I stick by my argument, they are just showing off by driving old cars. Plus or minus some confiscatory tax avoidance (like maybe a 100% sales tax, or a 50% annual prop tax on a new import, who knows). If they really wanted to drive something new it would be trivial to drive a fiat or a toyota or "something with a russian name".
Could you please list the companies you applied to that asked this? Because I'm engaged in a job search myself right now, and have interviewed and phone screened with 15-20 different companies. And not a single one has asked me for my Facebook account details. I can't help but think that you're either making shit up because it gives you a reason to complain about Facebook.
Or he's a paid astroturfer employed by FB. I'm calling him out on that, that's my theory why he made up a story like that. Thats why he's posting AC, if we looked him up we'd find current employer listed as media relations or something like that at FB.
Until I got my current job, every previous would-be employer asked what my FB ID was. When I told them I didn't have one, I was told directly that the interview was over, and that someone without FB was a fossil too ignorant/old/stupid to be working there.

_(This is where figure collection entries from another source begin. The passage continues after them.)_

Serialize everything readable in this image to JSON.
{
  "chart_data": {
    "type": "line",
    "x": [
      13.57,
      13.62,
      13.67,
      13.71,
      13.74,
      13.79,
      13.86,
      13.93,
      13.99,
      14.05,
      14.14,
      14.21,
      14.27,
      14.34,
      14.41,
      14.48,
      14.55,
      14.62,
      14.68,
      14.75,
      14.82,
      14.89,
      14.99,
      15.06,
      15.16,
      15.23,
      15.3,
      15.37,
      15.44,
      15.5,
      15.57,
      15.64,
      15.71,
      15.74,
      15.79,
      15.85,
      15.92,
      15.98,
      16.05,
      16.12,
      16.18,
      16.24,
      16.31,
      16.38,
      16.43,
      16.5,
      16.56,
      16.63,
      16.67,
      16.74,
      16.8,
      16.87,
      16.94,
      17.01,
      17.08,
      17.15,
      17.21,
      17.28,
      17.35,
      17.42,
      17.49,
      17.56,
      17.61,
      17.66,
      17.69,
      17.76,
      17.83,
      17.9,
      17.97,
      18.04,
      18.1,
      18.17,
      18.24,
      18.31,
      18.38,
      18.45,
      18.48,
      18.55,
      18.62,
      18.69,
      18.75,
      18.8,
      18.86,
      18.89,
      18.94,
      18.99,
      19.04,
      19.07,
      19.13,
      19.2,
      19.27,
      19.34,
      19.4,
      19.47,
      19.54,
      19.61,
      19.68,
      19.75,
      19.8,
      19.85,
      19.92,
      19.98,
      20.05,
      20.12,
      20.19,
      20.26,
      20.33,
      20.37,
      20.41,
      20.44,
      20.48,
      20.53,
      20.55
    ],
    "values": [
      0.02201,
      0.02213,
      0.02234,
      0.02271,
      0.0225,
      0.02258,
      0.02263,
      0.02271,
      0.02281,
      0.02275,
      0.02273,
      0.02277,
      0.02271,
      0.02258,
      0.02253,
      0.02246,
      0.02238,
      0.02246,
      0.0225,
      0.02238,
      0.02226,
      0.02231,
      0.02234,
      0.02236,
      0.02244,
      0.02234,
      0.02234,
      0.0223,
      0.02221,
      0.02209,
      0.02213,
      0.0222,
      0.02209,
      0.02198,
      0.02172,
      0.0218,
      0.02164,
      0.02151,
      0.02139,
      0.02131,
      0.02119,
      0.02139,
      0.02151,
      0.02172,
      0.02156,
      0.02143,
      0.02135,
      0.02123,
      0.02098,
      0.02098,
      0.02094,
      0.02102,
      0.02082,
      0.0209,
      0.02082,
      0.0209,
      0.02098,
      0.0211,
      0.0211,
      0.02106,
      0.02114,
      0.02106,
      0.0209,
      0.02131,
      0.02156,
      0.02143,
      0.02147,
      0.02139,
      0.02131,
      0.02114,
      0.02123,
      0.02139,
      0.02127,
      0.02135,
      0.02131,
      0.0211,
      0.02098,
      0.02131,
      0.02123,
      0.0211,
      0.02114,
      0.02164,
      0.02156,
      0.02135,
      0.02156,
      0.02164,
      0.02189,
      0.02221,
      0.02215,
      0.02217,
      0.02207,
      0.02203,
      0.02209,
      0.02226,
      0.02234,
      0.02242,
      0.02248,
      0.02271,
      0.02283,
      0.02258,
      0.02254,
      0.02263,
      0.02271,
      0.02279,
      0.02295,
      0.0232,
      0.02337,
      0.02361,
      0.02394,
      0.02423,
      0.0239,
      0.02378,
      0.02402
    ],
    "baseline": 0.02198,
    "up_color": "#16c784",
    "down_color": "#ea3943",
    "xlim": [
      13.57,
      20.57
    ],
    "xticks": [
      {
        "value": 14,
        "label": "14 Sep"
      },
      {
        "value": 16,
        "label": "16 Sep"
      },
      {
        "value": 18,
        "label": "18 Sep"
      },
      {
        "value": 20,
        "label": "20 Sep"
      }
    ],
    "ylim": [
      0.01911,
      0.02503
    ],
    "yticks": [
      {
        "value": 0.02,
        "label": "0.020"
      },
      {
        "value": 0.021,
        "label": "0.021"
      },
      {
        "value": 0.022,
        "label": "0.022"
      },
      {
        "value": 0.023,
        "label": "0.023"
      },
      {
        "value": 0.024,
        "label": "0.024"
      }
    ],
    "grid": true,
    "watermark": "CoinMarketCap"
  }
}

I call astroturfing by a FB employee unless your applied for job title was "social media consultant". Everyone in mgmt where I work hates FB with a passion because FB seems to inevitably get the workplace drawn into the middle school girl drama that is FB. "Well coworker A posted on my wall that coworker B's butt looks fat in those jeans on coworker Cs page so I want you to switch her shift times and seating arrangement so I don't have to work with her and coworker D makes me cry because she won't accept my friend requests and its all your fault because you're the boss and you guys act like you're baby sitters half the time anyway so you gotta be baby sitters for the bad parts too". Oh and stupid mandatory corporate wide training videos about not acting like an official corporate representative on FB merely because FB happens to list that you work there, and not even tangentially mentioning internal corporate information on FB, not revealing internal corporate information such as coworkers home addresses and phone numbers or even work numbers on FB "Oh random FB person you're unhappy with our service? Here's our CEO's direct cellphone number". And not posting pics of the inside of our labs and data centers and to a lesser extent offices on FB. The agony of FB goes on and on, and where I work they more or less officially hate it. There's a palpable sense of relief when they hear that I don't have a FB account. At least there's one thing they won't have to yell at me about. Perhaps as a result of all this, only about 1/3 of my coworkers have an account on FB, or at least 2/3 are smart enough to not admit they have an account and completely separate their public/private lives.
Go to your local thrift store and get a used computer for $20.
Power consumption 50 times higher, weighs 20 times more, and approx zero I/O ports. You'd do better arguing cats and dogs are the same.
Ah yes, the weekly Raspberry Pi post.
One post a week is really that bad?
Especially since they seem to have drowned out the ARDWEEEEEENO posts?
And a hotel is responsible for network integrity why?
It's like a state park or a public restroom, "warning there may be stuff out there that may actively try to harm you, use at your own risk."
The complaint was mostly about internal office stuff, their office stores your credit card info digitally, unencrypted, networked, in ready to steal format, that sort of mistake.
Not so much about the complimentary wifi for guests.
Oh I got another one. Breeches, those are pants, right? Well Wyndham-style data breeches, those are pants with a "leather chaps" cut, such that the legs are covered and the fun parts are hanging out for all to see. Get it, data breeches?
I'm gonna make a lotta money selling my UEFI boot secret signing key tee shirts and data breeches as a package deal.
There's always witty data beaches jokes, once I tire of breeches jokes. "Stay at the Wyndam, right on the sandy data beaches of the holodeck."